GPT-4.5 – Iteration 5
Here is your concept reimagined in a fresh, unique way:
Embark on a highly personalized outdoor journey blending artificial intelligence and captivating augmented reality experiences. As adventurers explore natural landscapes, this mobile platform intelligently identifies and unveils the intricate ecosystem around them—revealing hidden biodiversity such as regional wildlife, flora, fungi, and insect life through a vivid augmented layer of immersive storytelling. Each ecological discovery triggers rich, dynamically generated narratives, embracing ecological significance, lesser-known cultural perspectives, local mythologies, indigenous wisdom, and historic botanical or medicinal traditions, transforming everyday encounters into extraordinary learning opportunities.

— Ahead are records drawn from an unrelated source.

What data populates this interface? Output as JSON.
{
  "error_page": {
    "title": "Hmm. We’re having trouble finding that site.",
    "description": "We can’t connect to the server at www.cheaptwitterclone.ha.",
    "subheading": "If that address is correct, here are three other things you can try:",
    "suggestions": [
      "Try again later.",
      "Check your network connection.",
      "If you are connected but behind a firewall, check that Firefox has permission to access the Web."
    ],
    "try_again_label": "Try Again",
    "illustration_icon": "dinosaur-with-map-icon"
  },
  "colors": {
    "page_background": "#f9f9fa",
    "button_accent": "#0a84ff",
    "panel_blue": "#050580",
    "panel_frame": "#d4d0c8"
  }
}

As explorers interact, the platform encourages anonymous, community-driven storytelling, allowing users to submit insightful observations, cultural anecdotes, personal knowledge, and traditional lore. These community-contributed entries organically evolve, forming an expansive "living atlas" of biodiversity that continuously adapts, visually connecting intricate species relationships, shifting ecological indicators, and regional changes in biodiversity patterns.
By carefully aggregating user-generated content, the experience provides environmental scientists and conservation specialists unparalleled, real-time visibility into ecological transitions and pressing biodiversity patterns—enabling informed, targeted decisions for conservation and sustainability initiatives. At the same time, it transforms passive observation into an active grassroots movement, empowering global communities to directly engage, discover, and participate in meaningful ecological stewardship and collaborative conservation action.
Next Steps:
For agentic applications, understanding how and when LLMs can iteratively improve themselves in different ways informs how much of a system needs to be hand-crafted and what can be left up to LLMs, including tool use. Doing the same experiment with more models, including open-source options, would allow us to de-confound the underlying causes of some of these results. It would also be useful to do these kinds of experiments with more attributes, like interestingness or profundity. Huge quantities of this kind of work will be needed to understand what components are fundamental and what are specific characteristics to a style of model, mixture of training data, method of instruction tuning, etc.